Financial experts discuss the ongoing recovery in the power industry, and whether better times will live up to investor expectations.
Richard Stavros is the executive editor of Public Utilities Fortnightly.
What next? That seems to be the question on every utility executive's mind. After two years of stomach-wrenching ratings downgrades, agonizing downward valuations, embarrassing accounting scandals, skyrocketing gas prices, and positively stubborn mild weather, or the "perfect storm," as many have called it, many believe the worst is now over.
But will the the recovery be worth the wait?
On the plus side, the Northeast blackout of two months ago failed to slow the recent recovery.

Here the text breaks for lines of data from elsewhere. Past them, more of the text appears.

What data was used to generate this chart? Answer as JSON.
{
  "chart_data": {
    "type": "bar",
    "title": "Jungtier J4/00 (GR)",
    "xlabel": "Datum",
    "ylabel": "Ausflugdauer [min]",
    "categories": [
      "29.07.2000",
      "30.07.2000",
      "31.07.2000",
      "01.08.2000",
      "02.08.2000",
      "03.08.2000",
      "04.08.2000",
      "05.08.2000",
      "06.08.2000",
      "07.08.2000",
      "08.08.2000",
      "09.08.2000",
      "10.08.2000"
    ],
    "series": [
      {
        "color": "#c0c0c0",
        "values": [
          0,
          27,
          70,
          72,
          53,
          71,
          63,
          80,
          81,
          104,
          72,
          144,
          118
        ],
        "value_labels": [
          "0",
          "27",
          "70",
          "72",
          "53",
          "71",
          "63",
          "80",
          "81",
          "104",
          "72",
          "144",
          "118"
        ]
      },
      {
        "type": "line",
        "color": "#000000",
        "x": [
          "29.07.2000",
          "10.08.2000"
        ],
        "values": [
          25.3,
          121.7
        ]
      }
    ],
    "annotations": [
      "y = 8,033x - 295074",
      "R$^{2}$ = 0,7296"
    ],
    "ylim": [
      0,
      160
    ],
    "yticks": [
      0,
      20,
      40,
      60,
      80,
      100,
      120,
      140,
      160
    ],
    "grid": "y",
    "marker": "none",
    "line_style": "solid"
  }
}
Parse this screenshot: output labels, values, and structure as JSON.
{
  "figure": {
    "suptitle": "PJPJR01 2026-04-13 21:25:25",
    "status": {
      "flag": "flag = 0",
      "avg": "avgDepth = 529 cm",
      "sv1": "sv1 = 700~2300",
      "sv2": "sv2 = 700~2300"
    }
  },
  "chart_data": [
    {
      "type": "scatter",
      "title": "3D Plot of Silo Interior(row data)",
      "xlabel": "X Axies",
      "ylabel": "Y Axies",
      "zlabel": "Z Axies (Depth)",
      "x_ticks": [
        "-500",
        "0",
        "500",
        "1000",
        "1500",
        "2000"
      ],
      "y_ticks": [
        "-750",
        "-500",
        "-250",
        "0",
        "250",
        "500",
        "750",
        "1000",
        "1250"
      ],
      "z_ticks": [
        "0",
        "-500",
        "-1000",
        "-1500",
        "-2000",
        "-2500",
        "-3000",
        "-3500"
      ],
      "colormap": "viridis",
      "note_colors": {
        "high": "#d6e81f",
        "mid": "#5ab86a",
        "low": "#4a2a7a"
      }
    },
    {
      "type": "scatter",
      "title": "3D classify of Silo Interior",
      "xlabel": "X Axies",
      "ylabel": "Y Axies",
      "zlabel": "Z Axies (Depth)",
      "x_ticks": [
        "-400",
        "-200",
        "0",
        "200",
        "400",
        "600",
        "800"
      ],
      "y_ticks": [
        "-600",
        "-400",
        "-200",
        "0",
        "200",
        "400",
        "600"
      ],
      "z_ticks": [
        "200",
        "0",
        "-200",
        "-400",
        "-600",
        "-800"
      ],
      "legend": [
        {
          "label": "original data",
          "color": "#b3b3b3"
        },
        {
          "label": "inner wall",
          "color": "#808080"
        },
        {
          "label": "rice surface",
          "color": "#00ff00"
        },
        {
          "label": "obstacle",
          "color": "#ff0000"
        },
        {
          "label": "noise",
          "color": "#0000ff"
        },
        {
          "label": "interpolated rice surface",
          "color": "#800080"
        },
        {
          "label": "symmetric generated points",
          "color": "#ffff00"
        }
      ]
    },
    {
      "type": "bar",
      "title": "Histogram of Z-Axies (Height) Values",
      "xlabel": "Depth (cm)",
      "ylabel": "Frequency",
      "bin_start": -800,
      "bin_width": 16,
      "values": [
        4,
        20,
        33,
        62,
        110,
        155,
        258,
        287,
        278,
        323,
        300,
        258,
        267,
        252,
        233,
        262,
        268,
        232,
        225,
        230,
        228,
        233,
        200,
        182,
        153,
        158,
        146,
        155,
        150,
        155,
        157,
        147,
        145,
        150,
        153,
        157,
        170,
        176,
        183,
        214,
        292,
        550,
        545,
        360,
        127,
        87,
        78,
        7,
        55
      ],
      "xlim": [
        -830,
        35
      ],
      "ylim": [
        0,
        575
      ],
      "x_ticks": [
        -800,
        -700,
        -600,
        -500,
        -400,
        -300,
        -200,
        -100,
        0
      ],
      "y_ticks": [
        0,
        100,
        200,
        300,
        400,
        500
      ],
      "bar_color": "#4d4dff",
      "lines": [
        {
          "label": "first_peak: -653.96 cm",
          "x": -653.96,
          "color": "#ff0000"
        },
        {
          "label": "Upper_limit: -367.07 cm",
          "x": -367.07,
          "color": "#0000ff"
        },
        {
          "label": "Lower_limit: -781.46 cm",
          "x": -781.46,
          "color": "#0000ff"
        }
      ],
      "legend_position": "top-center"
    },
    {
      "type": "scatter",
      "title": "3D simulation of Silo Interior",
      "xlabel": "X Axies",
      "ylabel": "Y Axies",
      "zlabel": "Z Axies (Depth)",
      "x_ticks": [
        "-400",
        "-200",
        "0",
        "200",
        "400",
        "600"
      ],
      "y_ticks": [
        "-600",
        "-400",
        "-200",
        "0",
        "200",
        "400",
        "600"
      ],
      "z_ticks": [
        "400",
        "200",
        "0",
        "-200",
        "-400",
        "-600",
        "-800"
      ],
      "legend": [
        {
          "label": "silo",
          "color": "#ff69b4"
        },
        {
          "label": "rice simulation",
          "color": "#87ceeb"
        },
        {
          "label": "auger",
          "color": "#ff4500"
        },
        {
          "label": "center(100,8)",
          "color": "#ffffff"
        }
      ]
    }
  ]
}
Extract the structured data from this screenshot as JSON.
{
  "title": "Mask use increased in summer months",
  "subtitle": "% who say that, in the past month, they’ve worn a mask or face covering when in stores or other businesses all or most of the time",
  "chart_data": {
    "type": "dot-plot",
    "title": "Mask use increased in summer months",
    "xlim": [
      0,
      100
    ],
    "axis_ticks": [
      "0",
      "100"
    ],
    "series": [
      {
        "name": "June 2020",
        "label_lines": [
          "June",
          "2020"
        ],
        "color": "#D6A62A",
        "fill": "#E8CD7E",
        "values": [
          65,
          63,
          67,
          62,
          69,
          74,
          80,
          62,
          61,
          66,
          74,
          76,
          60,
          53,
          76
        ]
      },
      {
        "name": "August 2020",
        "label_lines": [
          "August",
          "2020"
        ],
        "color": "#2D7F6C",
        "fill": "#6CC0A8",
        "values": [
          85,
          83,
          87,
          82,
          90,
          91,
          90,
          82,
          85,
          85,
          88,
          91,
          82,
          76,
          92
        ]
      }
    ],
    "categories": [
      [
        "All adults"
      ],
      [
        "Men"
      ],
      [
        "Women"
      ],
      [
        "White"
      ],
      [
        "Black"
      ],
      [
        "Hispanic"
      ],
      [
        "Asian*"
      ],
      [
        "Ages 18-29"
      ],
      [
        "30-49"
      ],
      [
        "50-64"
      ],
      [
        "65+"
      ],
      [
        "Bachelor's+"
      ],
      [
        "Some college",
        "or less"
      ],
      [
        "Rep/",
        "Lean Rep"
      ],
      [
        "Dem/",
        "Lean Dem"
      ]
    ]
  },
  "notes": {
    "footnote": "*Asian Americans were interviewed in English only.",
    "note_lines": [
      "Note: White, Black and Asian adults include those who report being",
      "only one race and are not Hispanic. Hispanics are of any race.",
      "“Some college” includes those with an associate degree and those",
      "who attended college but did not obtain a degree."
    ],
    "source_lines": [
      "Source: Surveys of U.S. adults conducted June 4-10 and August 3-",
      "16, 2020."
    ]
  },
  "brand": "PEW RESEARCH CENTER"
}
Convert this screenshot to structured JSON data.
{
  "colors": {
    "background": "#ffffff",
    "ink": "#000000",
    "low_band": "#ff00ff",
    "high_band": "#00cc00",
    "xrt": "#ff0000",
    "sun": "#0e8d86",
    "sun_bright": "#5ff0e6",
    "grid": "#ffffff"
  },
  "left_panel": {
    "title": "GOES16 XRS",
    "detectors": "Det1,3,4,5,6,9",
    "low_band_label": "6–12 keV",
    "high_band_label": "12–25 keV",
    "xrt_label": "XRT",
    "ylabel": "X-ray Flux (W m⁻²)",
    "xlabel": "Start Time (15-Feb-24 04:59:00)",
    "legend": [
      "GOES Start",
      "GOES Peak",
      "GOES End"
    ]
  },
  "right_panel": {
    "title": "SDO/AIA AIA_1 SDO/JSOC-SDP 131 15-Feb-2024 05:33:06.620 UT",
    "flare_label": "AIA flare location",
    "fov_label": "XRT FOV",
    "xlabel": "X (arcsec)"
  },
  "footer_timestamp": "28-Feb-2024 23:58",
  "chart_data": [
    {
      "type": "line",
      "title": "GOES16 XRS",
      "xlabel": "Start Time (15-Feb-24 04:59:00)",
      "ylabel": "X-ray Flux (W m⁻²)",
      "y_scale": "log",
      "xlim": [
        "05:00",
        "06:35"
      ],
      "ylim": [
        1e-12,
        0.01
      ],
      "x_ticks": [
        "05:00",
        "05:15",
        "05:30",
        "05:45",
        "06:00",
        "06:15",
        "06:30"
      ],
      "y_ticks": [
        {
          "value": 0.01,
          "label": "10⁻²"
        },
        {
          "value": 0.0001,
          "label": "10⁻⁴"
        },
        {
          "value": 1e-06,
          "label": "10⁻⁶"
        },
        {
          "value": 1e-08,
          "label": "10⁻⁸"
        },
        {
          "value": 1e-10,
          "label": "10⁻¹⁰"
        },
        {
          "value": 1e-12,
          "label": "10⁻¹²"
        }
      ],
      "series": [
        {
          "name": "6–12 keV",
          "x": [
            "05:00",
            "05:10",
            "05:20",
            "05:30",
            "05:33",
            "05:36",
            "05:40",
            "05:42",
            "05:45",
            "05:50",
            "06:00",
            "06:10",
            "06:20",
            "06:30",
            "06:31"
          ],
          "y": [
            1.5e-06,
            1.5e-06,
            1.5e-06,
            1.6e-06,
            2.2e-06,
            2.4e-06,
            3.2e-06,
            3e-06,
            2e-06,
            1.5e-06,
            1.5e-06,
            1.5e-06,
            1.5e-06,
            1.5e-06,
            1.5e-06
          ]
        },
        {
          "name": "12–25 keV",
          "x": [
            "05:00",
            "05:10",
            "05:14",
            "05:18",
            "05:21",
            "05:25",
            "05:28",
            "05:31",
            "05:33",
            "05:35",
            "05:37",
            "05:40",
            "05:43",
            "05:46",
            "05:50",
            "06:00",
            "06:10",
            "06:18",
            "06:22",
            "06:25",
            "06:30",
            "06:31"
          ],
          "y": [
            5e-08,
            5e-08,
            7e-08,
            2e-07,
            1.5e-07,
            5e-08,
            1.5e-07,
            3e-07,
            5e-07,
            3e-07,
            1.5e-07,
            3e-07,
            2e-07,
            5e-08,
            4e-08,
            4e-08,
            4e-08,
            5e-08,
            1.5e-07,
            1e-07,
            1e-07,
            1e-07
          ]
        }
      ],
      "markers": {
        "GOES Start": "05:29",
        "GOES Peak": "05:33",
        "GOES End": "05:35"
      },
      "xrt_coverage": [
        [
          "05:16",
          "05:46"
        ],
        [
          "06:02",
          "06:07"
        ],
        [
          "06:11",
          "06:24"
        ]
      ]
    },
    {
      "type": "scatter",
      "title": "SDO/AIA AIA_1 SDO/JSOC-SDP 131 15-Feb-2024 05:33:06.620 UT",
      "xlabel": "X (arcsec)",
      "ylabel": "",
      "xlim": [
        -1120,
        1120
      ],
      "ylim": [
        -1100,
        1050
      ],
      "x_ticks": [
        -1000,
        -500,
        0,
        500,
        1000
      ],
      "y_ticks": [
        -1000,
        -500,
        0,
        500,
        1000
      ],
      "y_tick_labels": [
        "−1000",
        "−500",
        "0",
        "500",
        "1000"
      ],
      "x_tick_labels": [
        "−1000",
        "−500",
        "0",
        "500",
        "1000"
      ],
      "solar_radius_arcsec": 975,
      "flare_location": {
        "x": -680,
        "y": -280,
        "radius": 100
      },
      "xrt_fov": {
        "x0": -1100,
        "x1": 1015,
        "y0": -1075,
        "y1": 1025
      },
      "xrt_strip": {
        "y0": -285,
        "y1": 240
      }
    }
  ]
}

It came on the heels of a booming stock market, lower interest rates, and a strong winter heating season that helped utilities stabilize credit ratings and turn in a fairly strong second quarter. The dividend tax repeal added still more good news, helping to drive up the Dow Jones Utility Index by double-digit percentages.
If anything, the Blackout may give cover for power executives seeking to invest in infrastructure as part of a back-to-basics strategy.
Yet many executives still urge caution. Just ask Northwestern, which filed for bankruptcy in mid-September, or PG&E Corp., who at press time was dealing with the bankruptcy of its wholesale merchant unit, even as its regulated utility begins to emerge from insolvency, pending regulators' approval of the company's reorganization plan in December. Allegheny Energy, another investor-owned utility, was still flirting with bankrupty at last look. Analysts say the company has much to do to improve its balance sheet and restore investor confidence.